Here is the bone to pick between the two. While Harari reads statistics like a social scientist — looking just at past data and extrapolating to the future — Taleb has a very deep understanding of probability and its statistical models.
With a background in mathematics, economy, and day-trading Taleb knows how to read hidden risks.
For example, Harari mentions that terrorism is not such a big deal since only 2000 people die from it every year (less than people drowning in the bathtub). However, Taleb argues that risk can never be calculated by looking at the past, you have to look at the probabilities into the future. While the number of accidental deaths is unlikely to increase sharply, terrorists could potentially kill millions next year if they get hold of the right weapons.
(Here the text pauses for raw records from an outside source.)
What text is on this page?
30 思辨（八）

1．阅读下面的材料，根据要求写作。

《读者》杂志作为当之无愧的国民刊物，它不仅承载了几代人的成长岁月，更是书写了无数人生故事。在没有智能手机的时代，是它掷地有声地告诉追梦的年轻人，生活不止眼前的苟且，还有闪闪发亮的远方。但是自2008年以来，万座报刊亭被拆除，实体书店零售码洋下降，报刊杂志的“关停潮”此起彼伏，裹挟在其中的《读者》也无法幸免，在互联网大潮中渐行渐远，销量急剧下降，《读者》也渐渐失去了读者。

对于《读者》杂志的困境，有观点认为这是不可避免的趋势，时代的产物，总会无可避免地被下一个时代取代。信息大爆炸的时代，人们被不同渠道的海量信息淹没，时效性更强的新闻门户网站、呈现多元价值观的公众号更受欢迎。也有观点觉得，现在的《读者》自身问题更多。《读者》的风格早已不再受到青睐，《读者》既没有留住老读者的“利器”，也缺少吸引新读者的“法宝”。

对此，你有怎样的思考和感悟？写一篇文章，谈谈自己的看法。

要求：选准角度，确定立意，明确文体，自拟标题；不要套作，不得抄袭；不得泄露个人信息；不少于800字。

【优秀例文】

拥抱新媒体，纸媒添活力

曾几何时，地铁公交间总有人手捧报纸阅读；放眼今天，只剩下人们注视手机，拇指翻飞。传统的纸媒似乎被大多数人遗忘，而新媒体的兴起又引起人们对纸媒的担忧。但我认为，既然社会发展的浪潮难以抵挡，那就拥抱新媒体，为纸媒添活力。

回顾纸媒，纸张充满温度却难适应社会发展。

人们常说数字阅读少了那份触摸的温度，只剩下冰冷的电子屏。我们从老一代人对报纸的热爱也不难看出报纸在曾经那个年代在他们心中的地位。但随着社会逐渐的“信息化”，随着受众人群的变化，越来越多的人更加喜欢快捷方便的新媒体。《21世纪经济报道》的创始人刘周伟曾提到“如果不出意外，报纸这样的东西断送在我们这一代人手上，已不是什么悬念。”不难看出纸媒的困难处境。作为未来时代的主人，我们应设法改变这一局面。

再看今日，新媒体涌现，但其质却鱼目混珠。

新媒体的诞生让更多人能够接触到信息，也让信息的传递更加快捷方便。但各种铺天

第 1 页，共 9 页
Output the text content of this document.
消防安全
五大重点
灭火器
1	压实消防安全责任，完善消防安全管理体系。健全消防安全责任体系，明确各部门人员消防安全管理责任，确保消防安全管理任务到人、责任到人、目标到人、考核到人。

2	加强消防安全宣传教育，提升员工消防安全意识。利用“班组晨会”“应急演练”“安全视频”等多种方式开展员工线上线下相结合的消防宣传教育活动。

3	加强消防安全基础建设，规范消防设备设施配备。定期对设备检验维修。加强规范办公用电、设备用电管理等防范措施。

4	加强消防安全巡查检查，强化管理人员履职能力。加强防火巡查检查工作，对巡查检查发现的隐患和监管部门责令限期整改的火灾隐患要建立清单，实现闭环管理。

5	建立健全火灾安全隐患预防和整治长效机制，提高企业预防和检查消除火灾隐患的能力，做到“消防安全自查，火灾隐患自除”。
Risk is always hidden and can’t be understood by looking backward, you have to look forward.
They are both great thinkers, while Taleb is more concerned with randomness, probability and how to survive in a world we don’t understand, Harari is more interested in how believing fictional stories can help us thrive in a world where facts don’t matter.
Taleb is a bit of a jerk but he is right in his conclusions. The ideas of antifragility, skin in the game, fooled by randomness are taking into account by many powerful people because they are very useful.
Harari is very imaginative, he can make you see the world in a very different and original way. He does push his agenda too; as a vegan Buddhist he has a particular way to see the world and tries to sell it.
They are both great modern-day philosophers and great ones as well. In this chaotic and confusing times, we need more people like them.